Para amenizar essa situação de não saber exatamente como vai se comportar o clima, há alternativas para contornar ou pelo menos amenizar o problema, como utilização de variedades de culturas com diferentes ciclos e mesmo culturas diferentes no ano agrícola. Assim, em caso de falta ou excesso de chuva, pode-se utilizar variedades com ciclo mais precoce ou mais tardio ou trocar a cultura inicialmente prevista. No entanto, caso o agricultor já tenha efetuado a compra das sementes de uma determinada variedade de uma cultura, essa alternativa já não é aplicável. A falta de pontualidade em relação à época da semeadura e/ou plantio de determinada cultura afeta, consequentemente, as demais operações, desde os tratos culturais até a colheita. Além de interferir nas questões legais de seguro agrícola (semeadura fora da época recomendada pelo zoneamento agrícola da região), em geral afeta negativamente a produtividade. Assim, conseguir realizar, no período adequado e recomendado, todas as operações mecanizadas para implantação e condução de uma determinada cultura, passa pelo correto dimensionamento do parque de máquinas e no planejamento operacional, que é extremamente dependente dos dias disponíveis para trabalho no campo.
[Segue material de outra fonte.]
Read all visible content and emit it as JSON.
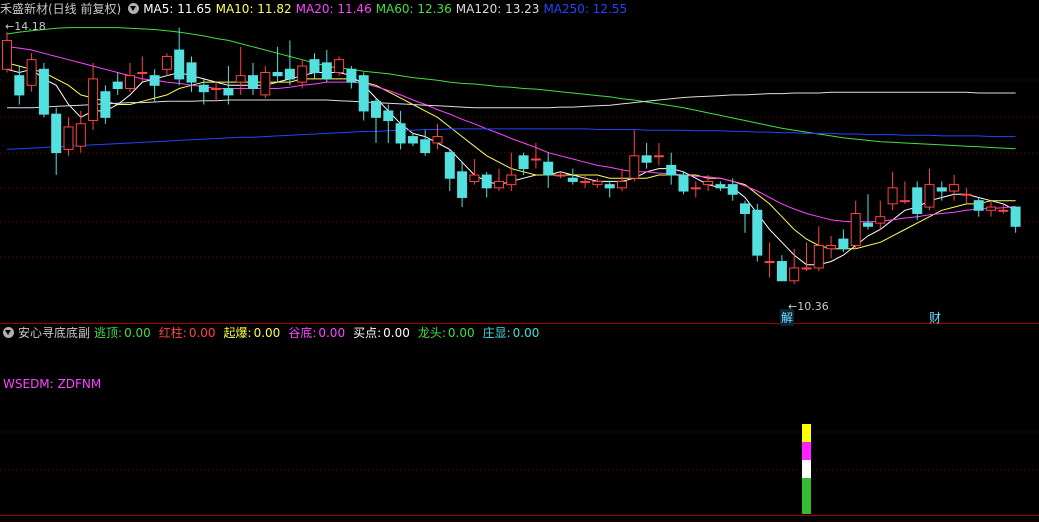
{
  "title": "禾盛新材(日线 前复权)",
  "ma_legend": [
    {
      "label": "MA5: 11.65",
      "color": "#ffffff"
    },
    {
      "label": "MA10: 11.82",
      "color": "#ffff55"
    },
    {
      "label": "MA20: 11.46",
      "color": "#ff44ff"
    },
    {
      "label": "MA60: 12.36",
      "color": "#44dd44"
    },
    {
      "label": "MA120: 13.23",
      "color": "#dddddd"
    },
    {
      "label": "MA250: 12.55",
      "color": "#2244ff"
    }
  ],
  "high_label": "14.18",
  "low_label": "←10.36",
  "event_markers": [
    "解",
    "财"
  ],
  "indicator": {
    "name": "安心寻底底副",
    "items": [
      {
        "label": "逃顶:",
        "value": "0.00",
        "color": "#44dd44"
      },
      {
        "label": "红柱:",
        "value": "0.00",
        "color": "#ff4444"
      },
      {
        "label": "起爆:",
        "value": "0.00",
        "color": "#ffff44"
      },
      {
        "label": "谷底:",
        "value": "0.00",
        "color": "#ff44ff"
      },
      {
        "label": "买点:",
        "value": "0.00",
        "color": "#ffffff"
      },
      {
        "label": "龙头:",
        "value": "0.00",
        "color": "#44dd44"
      },
      {
        "label": "庄显:",
        "value": "0.00",
        "color": "#44dddd"
      }
    ],
    "formula_label": "WSEDM: ZDFNM"
  },
  "colors": {
    "up": "#ff4444",
    "down": "#55e0e0",
    "grid": "#7a0000"
  },
  "chart_data": {
    "type": "candlestick",
    "y_range": [
      10.0,
      14.4
    ],
    "candles": [
      [
        13.6,
        14.05,
        14.18,
        13.55
      ],
      [
        13.5,
        13.2,
        13.65,
        13.05
      ],
      [
        13.35,
        13.75,
        13.85,
        13.25
      ],
      [
        13.6,
        12.9,
        13.7,
        12.85
      ],
      [
        12.9,
        12.3,
        13.0,
        11.95
      ],
      [
        12.35,
        12.7,
        12.85,
        12.25
      ],
      [
        12.4,
        12.75,
        12.95,
        12.3
      ],
      [
        12.8,
        13.45,
        13.7,
        12.65
      ],
      [
        13.25,
        12.85,
        13.35,
        12.75
      ],
      [
        13.4,
        13.3,
        13.55,
        13.2
      ],
      [
        13.3,
        13.5,
        13.7,
        13.25
      ],
      [
        13.55,
        13.55,
        13.8,
        13.4
      ],
      [
        13.5,
        13.35,
        13.6,
        13.1
      ],
      [
        13.6,
        13.8,
        13.85,
        13.5
      ],
      [
        13.9,
        13.45,
        14.25,
        13.35
      ],
      [
        13.7,
        13.4,
        13.8,
        13.25
      ],
      [
        13.35,
        13.25,
        13.45,
        13.05
      ],
      [
        13.3,
        13.3,
        13.4,
        13.1
      ],
      [
        13.3,
        13.2,
        13.65,
        13.05
      ],
      [
        13.4,
        13.5,
        13.95,
        13.2
      ],
      [
        13.5,
        13.3,
        13.7,
        13.2
      ],
      [
        13.2,
        13.55,
        13.65,
        13.15
      ],
      [
        13.55,
        13.5,
        13.95,
        13.4
      ],
      [
        13.6,
        13.45,
        14.05,
        13.35
      ],
      [
        13.4,
        13.65,
        13.75,
        13.3
      ],
      [
        13.75,
        13.55,
        13.85,
        13.45
      ],
      [
        13.7,
        13.45,
        13.9,
        13.4
      ],
      [
        13.55,
        13.75,
        13.8,
        13.5
      ],
      [
        13.6,
        13.4,
        13.65,
        13.3
      ],
      [
        13.5,
        12.95,
        13.55,
        12.8
      ],
      [
        13.1,
        12.85,
        13.15,
        12.45
      ],
      [
        12.95,
        12.8,
        13.05,
        12.45
      ],
      [
        12.75,
        12.45,
        12.95,
        12.35
      ],
      [
        12.55,
        12.45,
        12.6,
        12.4
      ],
      [
        12.5,
        12.3,
        12.65,
        12.25
      ],
      [
        12.45,
        12.55,
        12.75,
        12.35
      ],
      [
        12.3,
        11.9,
        12.35,
        11.7
      ],
      [
        12.0,
        11.6,
        12.15,
        11.45
      ],
      [
        11.85,
        11.95,
        12.2,
        11.8
      ],
      [
        11.95,
        11.75,
        12.0,
        11.6
      ],
      [
        11.75,
        11.85,
        12.05,
        11.7
      ],
      [
        11.8,
        11.95,
        12.3,
        11.7
      ],
      [
        12.25,
        12.05,
        12.3,
        11.95
      ],
      [
        12.2,
        12.2,
        12.45,
        12.05
      ],
      [
        12.15,
        11.95,
        12.3,
        11.75
      ],
      [
        11.95,
        11.95,
        12.0,
        11.9
      ],
      [
        11.9,
        11.85,
        12.05,
        11.8
      ],
      [
        11.85,
        11.85,
        11.95,
        11.75
      ],
      [
        11.8,
        11.85,
        11.9,
        11.75
      ],
      [
        11.8,
        11.75,
        11.85,
        11.6
      ],
      [
        11.75,
        11.85,
        12.05,
        11.7
      ],
      [
        11.9,
        12.25,
        12.65,
        11.85
      ],
      [
        12.25,
        12.15,
        12.45,
        12.05
      ],
      [
        12.25,
        12.25,
        12.45,
        12.1
      ],
      [
        12.1,
        11.95,
        12.3,
        11.8
      ],
      [
        11.95,
        11.7,
        12.0,
        11.65
      ],
      [
        11.75,
        11.75,
        11.85,
        11.6
      ],
      [
        11.8,
        11.85,
        11.95,
        11.7
      ],
      [
        11.8,
        11.75,
        11.85,
        11.7
      ],
      [
        11.8,
        11.65,
        11.9,
        11.55
      ],
      [
        11.5,
        11.35,
        11.55,
        11.05
      ],
      [
        11.4,
        10.7,
        11.5,
        10.6
      ],
      [
        10.6,
        10.6,
        10.9,
        10.35
      ],
      [
        10.6,
        10.3,
        10.7,
        10.3
      ],
      [
        10.3,
        10.5,
        10.8,
        10.25
      ],
      [
        10.5,
        10.5,
        10.9,
        10.45
      ],
      [
        10.5,
        10.85,
        11.15,
        10.45
      ],
      [
        10.8,
        10.85,
        11.0,
        10.65
      ],
      [
        10.95,
        10.8,
        11.1,
        10.75
      ],
      [
        10.85,
        11.35,
        11.55,
        10.8
      ],
      [
        11.2,
        11.15,
        11.65,
        11.1
      ],
      [
        11.2,
        11.3,
        11.55,
        11.1
      ],
      [
        11.5,
        11.75,
        12.0,
        11.4
      ],
      [
        11.55,
        11.55,
        11.85,
        11.5
      ],
      [
        11.75,
        11.35,
        11.85,
        11.25
      ],
      [
        11.45,
        11.8,
        12.05,
        11.4
      ],
      [
        11.75,
        11.7,
        11.85,
        11.55
      ],
      [
        11.7,
        11.8,
        11.95,
        11.55
      ],
      [
        11.65,
        11.65,
        11.75,
        11.5
      ],
      [
        11.55,
        11.4,
        11.6,
        11.3
      ],
      [
        11.4,
        11.45,
        11.55,
        11.3
      ],
      [
        11.4,
        11.4,
        11.5,
        11.35
      ],
      [
        11.45,
        11.15,
        11.45,
        11.05
      ]
    ],
    "ma_lines": [
      {
        "name": "MA5",
        "color": "#ffffff",
        "values": [
          13.6,
          13.55,
          13.6,
          13.45,
          13.35,
          13.05,
          12.85,
          12.95,
          12.95,
          13.05,
          13.2,
          13.4,
          13.45,
          13.5,
          13.55,
          13.5,
          13.45,
          13.4,
          13.35,
          13.35,
          13.35,
          13.35,
          13.4,
          13.45,
          13.5,
          13.55,
          13.55,
          13.55,
          13.5,
          13.35,
          13.15,
          12.95,
          12.75,
          12.6,
          12.55,
          12.45,
          12.35,
          12.15,
          11.95,
          11.85,
          11.8,
          11.85,
          11.9,
          11.95,
          11.95,
          12.0,
          11.95,
          11.9,
          11.85,
          11.85,
          11.85,
          11.9,
          12.0,
          12.05,
          12.05,
          12.0,
          11.9,
          11.8,
          11.75,
          11.75,
          11.6,
          11.35,
          11.1,
          10.9,
          10.7,
          10.55,
          10.55,
          10.6,
          10.7,
          10.85,
          11.0,
          11.1,
          11.25,
          11.4,
          11.45,
          11.55,
          11.6,
          11.65,
          11.65,
          11.6,
          11.55,
          11.5,
          11.4
        ]
      },
      {
        "name": "MA10",
        "color": "#ffff55",
        "values": [
          13.7,
          13.65,
          13.6,
          13.55,
          13.45,
          13.35,
          13.2,
          13.15,
          13.1,
          13.05,
          13.05,
          13.1,
          13.15,
          13.2,
          13.3,
          13.35,
          13.4,
          13.4,
          13.4,
          13.4,
          13.4,
          13.4,
          13.4,
          13.4,
          13.45,
          13.45,
          13.45,
          13.45,
          13.45,
          13.4,
          13.35,
          13.25,
          13.15,
          13.05,
          12.95,
          12.85,
          12.7,
          12.55,
          12.4,
          12.25,
          12.15,
          12.05,
          12.0,
          11.95,
          11.95,
          11.95,
          11.95,
          11.95,
          11.95,
          11.9,
          11.9,
          11.9,
          11.9,
          11.95,
          11.95,
          11.95,
          11.95,
          11.9,
          11.9,
          11.85,
          11.8,
          11.65,
          11.5,
          11.3,
          11.1,
          10.95,
          10.85,
          10.8,
          10.8,
          10.8,
          10.85,
          10.9,
          11.0,
          11.1,
          11.2,
          11.3,
          11.4,
          11.45,
          11.5,
          11.5,
          11.55,
          11.55,
          11.55
        ]
      },
      {
        "name": "MA20",
        "color": "#ff44ff",
        "values": [
          13.95,
          13.93,
          13.9,
          13.85,
          13.8,
          13.75,
          13.7,
          13.65,
          13.6,
          13.55,
          13.5,
          13.45,
          13.43,
          13.4,
          13.38,
          13.35,
          13.33,
          13.3,
          13.3,
          13.3,
          13.3,
          13.3,
          13.3,
          13.32,
          13.35,
          13.37,
          13.4,
          13.4,
          13.4,
          13.38,
          13.33,
          13.27,
          13.2,
          13.12,
          13.05,
          12.97,
          12.9,
          12.82,
          12.75,
          12.67,
          12.6,
          12.52,
          12.45,
          12.38,
          12.3,
          12.25,
          12.2,
          12.15,
          12.1,
          12.07,
          12.03,
          12.0,
          12.0,
          11.98,
          11.97,
          11.95,
          11.93,
          11.92,
          11.9,
          11.85,
          11.78,
          11.7,
          11.6,
          11.5,
          11.42,
          11.35,
          11.3,
          11.25,
          11.23,
          11.22,
          11.22,
          11.23,
          11.25,
          11.28,
          11.3,
          11.33,
          11.35,
          11.37,
          11.4,
          11.42,
          11.43,
          11.44,
          11.46
        ]
      },
      {
        "name": "MA60",
        "color": "#44dd44",
        "values": [
          14.15,
          14.18,
          14.2,
          14.22,
          14.24,
          14.25,
          14.25,
          14.25,
          14.25,
          14.25,
          14.24,
          14.23,
          14.22,
          14.2,
          14.18,
          14.15,
          14.12,
          14.08,
          14.05,
          14.0,
          13.95,
          13.9,
          13.85,
          13.8,
          13.75,
          13.7,
          13.65,
          13.62,
          13.6,
          13.57,
          13.55,
          13.53,
          13.5,
          13.47,
          13.45,
          13.43,
          13.4,
          13.38,
          13.37,
          13.35,
          13.33,
          13.32,
          13.3,
          13.29,
          13.27,
          13.25,
          13.23,
          13.21,
          13.19,
          13.17,
          13.14,
          13.12,
          13.09,
          13.06,
          13.03,
          13.0,
          12.96,
          12.92,
          12.88,
          12.84,
          12.8,
          12.76,
          12.72,
          12.68,
          12.65,
          12.62,
          12.59,
          12.56,
          12.53,
          12.51,
          12.49,
          12.47,
          12.46,
          12.45,
          12.44,
          12.43,
          12.42,
          12.41,
          12.4,
          12.39,
          12.38,
          12.37,
          12.36
        ]
      },
      {
        "name": "MA120",
        "color": "#dddddd",
        "values": [
          13.0,
          13.0,
          13.0,
          13.01,
          13.02,
          13.03,
          13.04,
          13.05,
          13.06,
          13.07,
          13.08,
          13.08,
          13.09,
          13.1,
          13.1,
          13.1,
          13.11,
          13.11,
          13.12,
          13.12,
          13.12,
          13.12,
          13.12,
          13.12,
          13.12,
          13.12,
          13.12,
          13.11,
          13.1,
          13.09,
          13.08,
          13.07,
          13.06,
          13.05,
          13.04,
          13.03,
          13.02,
          13.01,
          13.0,
          13.0,
          13.0,
          13.0,
          13.0,
          13.0,
          13.0,
          13.01,
          13.01,
          13.02,
          13.03,
          13.04,
          13.06,
          13.08,
          13.1,
          13.12,
          13.14,
          13.16,
          13.17,
          13.18,
          13.19,
          13.2,
          13.2,
          13.21,
          13.22,
          13.22,
          13.23,
          13.23,
          13.23,
          13.24,
          13.24,
          13.24,
          13.24,
          13.24,
          13.24,
          13.24,
          13.24,
          13.24,
          13.24,
          13.24,
          13.24,
          13.23,
          13.23,
          13.23,
          13.23
        ]
      },
      {
        "name": "MA250",
        "color": "#2244ff",
        "values": [
          12.35,
          12.36,
          12.37,
          12.38,
          12.39,
          12.4,
          12.41,
          12.42,
          12.43,
          12.44,
          12.45,
          12.46,
          12.47,
          12.48,
          12.49,
          12.5,
          12.51,
          12.52,
          12.53,
          12.54,
          12.54,
          12.55,
          12.56,
          12.57,
          12.58,
          12.59,
          12.6,
          12.61,
          12.62,
          12.63,
          12.63,
          12.64,
          12.65,
          12.65,
          12.66,
          12.66,
          12.67,
          12.67,
          12.67,
          12.67,
          12.67,
          12.67,
          12.67,
          12.67,
          12.67,
          12.67,
          12.67,
          12.67,
          12.66,
          12.66,
          12.66,
          12.66,
          12.65,
          12.65,
          12.65,
          12.65,
          12.64,
          12.64,
          12.64,
          12.63,
          12.63,
          12.62,
          12.62,
          12.61,
          12.61,
          12.6,
          12.6,
          12.6,
          12.59,
          12.59,
          12.58,
          12.58,
          12.58,
          12.57,
          12.57,
          12.57,
          12.56,
          12.56,
          12.56,
          12.56,
          12.55,
          12.55,
          12.55
        ]
      }
    ],
    "signal_bar": {
      "index": 65,
      "segments": [
        {
          "color": "#ffff00",
          "value": 1
        },
        {
          "color": "#ff22ff",
          "value": 1
        },
        {
          "color": "#ffffff",
          "value": 1
        },
        {
          "color": "#33bb33",
          "value": 2
        }
      ]
    }
  }
}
Obsolescência em máquinas agrícolas: nos detalhes trator com apenas uma válvula de controle remoto (VCR) e a ensiladora necessitando de duas saídas
Obsolescência em máquinas agrícolas: nos detalhes trator com apenas uma válvula de controle remoto (VCR) e a ensiladora necessitando de duas saídas

A compatibilidade entre disponibilidade e necessidade de máquinas em uma propriedade implica custos, desde a aquisição até os de sua utilização. Um parque com muitas máquinas, com baixa utilização, implica altos custos fixos. Um parque com pouca disponibilidade de máquinas pode não atender às tarefas planejadas no período exigido e recomendado.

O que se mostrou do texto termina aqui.